Mütter, die in Beratungen und Wechselmodell nicht einwilligen, müssen damit rechnen, das Sorgerecht zu verlieren, auch dann, wenn Gewalt und Vernachlässigung eindeutig zu beweisen sind. Verweigern die Kinder den Umgang, ist immer die "bindungsintolerante" Mutter schuld, nicht etwa der Vater und sein Verhalten. Diese erfundene "Bindungsintoleranz", die ganz dicht dran ist am bereits mehrfach als unwissenschaftlich entlarvten "PAS" - dem elterlichen Entfremdungssyndrom, führt in vielen Fällen zum Verlust des Sorgerechts für die Mütter.
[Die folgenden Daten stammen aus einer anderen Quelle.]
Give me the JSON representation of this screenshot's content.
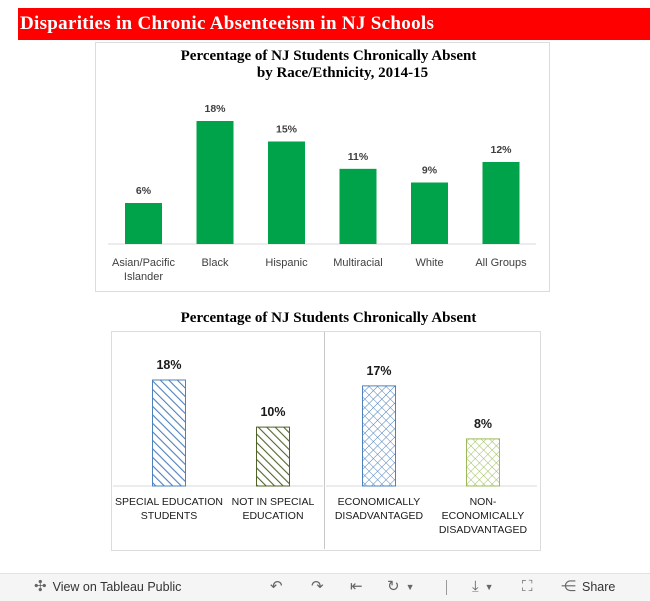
{
  "banner": {
    "title": "Disparities in Chronic Absenteeism in NJ Schools"
  },
  "colors": {
    "banner": "#ff0000",
    "bar_green": "#00a24a",
    "hatch_blue": "#4f81bd",
    "hatch_green": "#4f6228",
    "hatch_lightgreen": "#9bbb59"
  },
  "chart1": {
    "title_line1": "Percentage of NJ Students Chronically Absent",
    "title_line2": "by Race/Ethnicity, 2014-15"
  },
  "chart2": {
    "title": "Percentage of NJ Students Chronically Absent"
  },
  "chart_data": [
    {
      "type": "bar",
      "title": "Percentage of NJ Students Chronically Absent by Race/Ethnicity, 2014-15",
      "categories": [
        "Asian/Pacific Islander",
        "Black",
        "Hispanic",
        "Multiracial",
        "White",
        "All Groups"
      ],
      "category_lines": [
        [
          "Asian/Pacific",
          "Islander"
        ],
        [
          "Black"
        ],
        [
          "Hispanic"
        ],
        [
          "Multiracial"
        ],
        [
          "White"
        ],
        [
          "All Groups"
        ]
      ],
      "values": [
        6,
        18,
        15,
        11,
        9,
        12
      ],
      "labels": [
        "6%",
        "18%",
        "15%",
        "11%",
        "9%",
        "12%"
      ],
      "ylim": [
        0,
        20
      ],
      "grid": false
    },
    {
      "type": "bar",
      "title": "Percentage of NJ Students Chronically Absent",
      "categories": [
        "SPECIAL EDUCATION STUDENTS",
        "NOT IN SPECIAL EDUCATION",
        "ECONOMICALLY DISADVANTAGED",
        "NON-ECONOMICALLY DISADVANTAGED"
      ],
      "category_lines": [
        [
          "SPECIAL EDUCATION",
          "STUDENTS"
        ],
        [
          "NOT IN SPECIAL",
          "EDUCATION"
        ],
        [
          "ECONOMICALLY",
          "DISADVANTAGED"
        ],
        [
          "NON-",
          "ECONOMICALLY",
          "DISADVANTAGED"
        ]
      ],
      "values": [
        18,
        10,
        17,
        8
      ],
      "labels": [
        "18%",
        "10%",
        "17%",
        "8%"
      ],
      "patterns": [
        "diagonal-blue",
        "diagonal-green",
        "crosshatch-blue",
        "crosshatch-lightgreen"
      ],
      "ylim": [
        0,
        24
      ],
      "grid": false
    }
  ],
  "toolbar": {
    "view_label": "View on Tableau Public",
    "share_label": "Share"
  }
}
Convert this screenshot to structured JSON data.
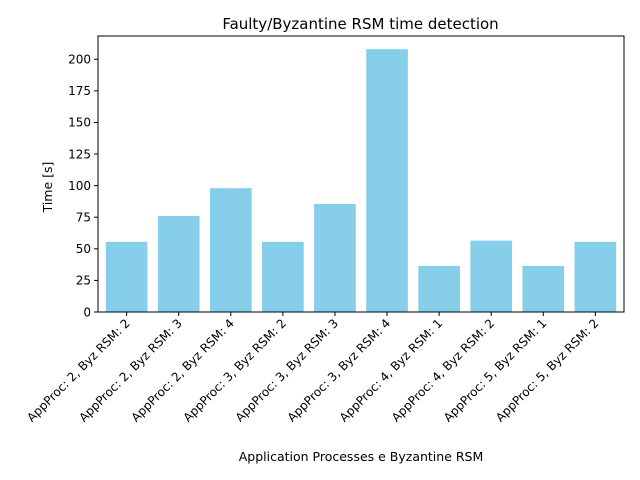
{
  "chart_data": {
    "type": "bar",
    "title": "Faulty/Byzantine RSM time detection",
    "xlabel": "Application Processes e Byzantine RSM",
    "ylabel": "Time [s]",
    "categories": [
      "AppProc: 2, Byz RSM: 2",
      "AppProc: 2, Byz RSM: 3",
      "AppProc: 2, Byz RSM: 4",
      "AppProc: 3, Byz RSM: 2",
      "AppProc: 3, Byz RSM: 3",
      "AppProc: 3, Byz RSM: 4",
      "AppProc: 4, Byz RSM: 1",
      "AppProc: 4, Byz RSM: 2",
      "AppProc: 5, Byz RSM: 1",
      "AppProc: 5, Byz RSM: 2"
    ],
    "values": [
      55.5,
      76,
      98,
      55.5,
      85.5,
      208,
      36.5,
      56.5,
      36.5,
      55.5
    ],
    "ylim": [
      0,
      218.4
    ],
    "yticks": [
      0,
      25,
      50,
      75,
      100,
      125,
      150,
      175,
      200
    ],
    "bar_color": "#87ceeb",
    "grid": false,
    "legend": false
  }
}
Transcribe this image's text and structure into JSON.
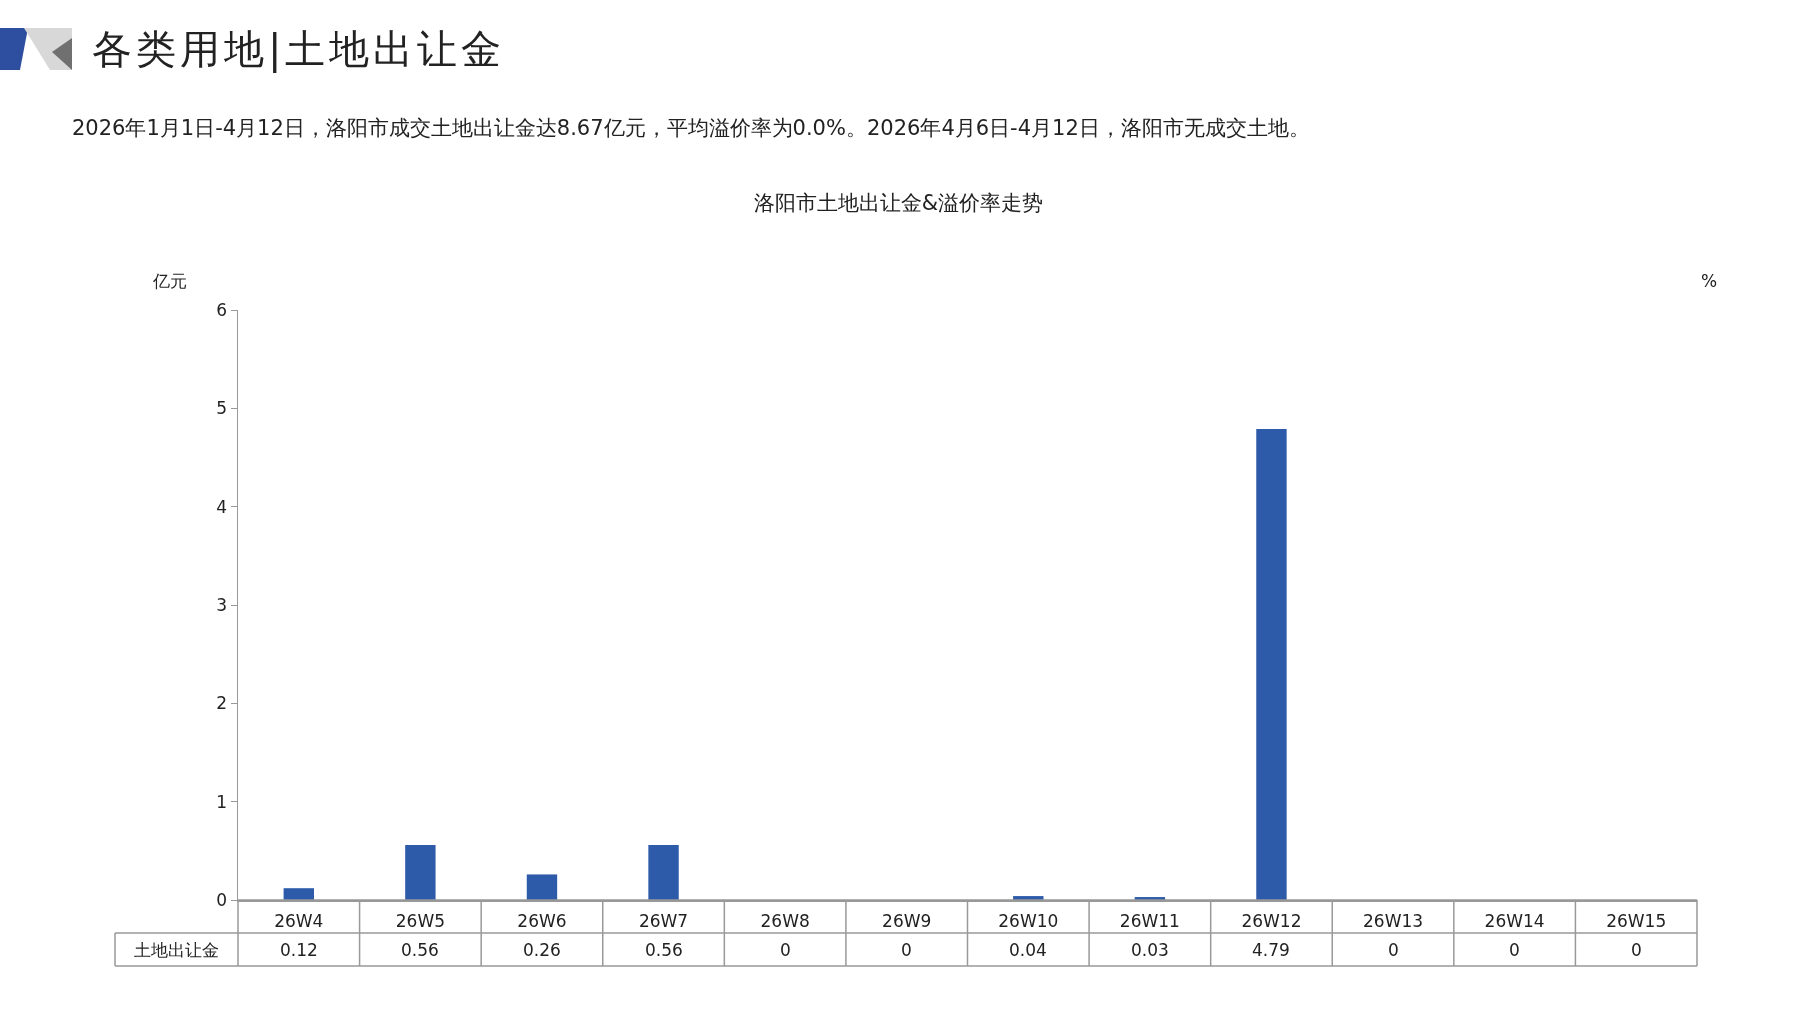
{
  "chart_data": {
    "type": "bar",
    "title": "洛阳市土地出让金&溢价率走势",
    "annotations": [
      "各类用地|土地出让金",
      "2026年1月1日-4月12日，洛阳市成交土地出让金达8.67亿元，平均溢价率为0.0%。2026年4月6日-4月12日，洛阳市无成交土地。"
    ],
    "ylabel": "亿元",
    "y2label": "%",
    "categories": [
      "26W4",
      "26W5",
      "26W6",
      "26W7",
      "26W8",
      "26W9",
      "26W10",
      "26W11",
      "26W12",
      "26W13",
      "26W14",
      "26W15"
    ],
    "series": [
      {
        "name": "土地出让金",
        "color": "#2e5ba9",
        "values": [
          0.12,
          0.56,
          0.26,
          0.56,
          0,
          0,
          0.04,
          0.03,
          4.79,
          0,
          0,
          0
        ]
      }
    ],
    "ylim": [
      0,
      6
    ],
    "yticks": [
      0,
      1,
      2,
      3,
      4,
      5,
      6
    ],
    "grid": false,
    "legend": false,
    "data_labels": true
  }
}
An vielen Stellen ist die Kooperation der Mütter durch die Angst um den Verlust ihrer Kinder geprägt - ein Angst- und Zwangssystem, das nichts, aber auch nichts, mit fortschrittlicher Familienpolitik zu tun hat.Verfahrensbeistände und Umgangspfleger sind teilweise offen Angehörige von Vätergruppen und machen damit Lobbyarbeit im Familiengericht, ohne, dass der Gesetzgeber dem einen Riegel vorschiebt.

Mit Kindeswohl hat das alles nichts zu tun, wohl aber mit den Interessen der Väter. Eine angsterfüllte Mutter kann nie gut für das Kind sein. Die Aufgabe der Politik wäre es, Vertrauen in das System auf beiden Seiten zu stärken, um so für das Kind die beste Lösung zu finden. Es ist nicht Aufgabe der Politik, dafür zu sorgen, dass zwei Erwachsene, die beschlossen haben, lieber getrennte Wege zu gehen, in einem Zwangsmodell namens Wechselmodell dauerhaft miteinander zu verbinden, denn genau das steht nicht nur dem gesunden Menschenverstand, sondern auch unserem Grundgesetz entgegen. Dort heißt es:

Grundgesetz Artikel 11 (1) Alle Deutschen genießen Freizügigkeit im ganzen Bundesgebiet.

Grundgesetz Artikel 12 (1) Alle Deutschen haben das Recht, Beruf, Arbeitsplatz und Ausbildungsstätte frei zu wählen.

Wie genau eine angsterfüllte Mutter und anhaltende Konflikte mit dem Vater nun positiv für die betroffenen Kinder sein sollen, das konnte oder wollte das "Zukunftsgespräch" nicht beantworten.

In meinem Umfeld gibt es übrigens immer mehr Mütter, die ganz bewusst außerhalb einer Beziehung schwanger werden und den Vater verschweigen, um im Trennungsfalle nicht in die oben skizzierten Abhängigkeiten zu geraten.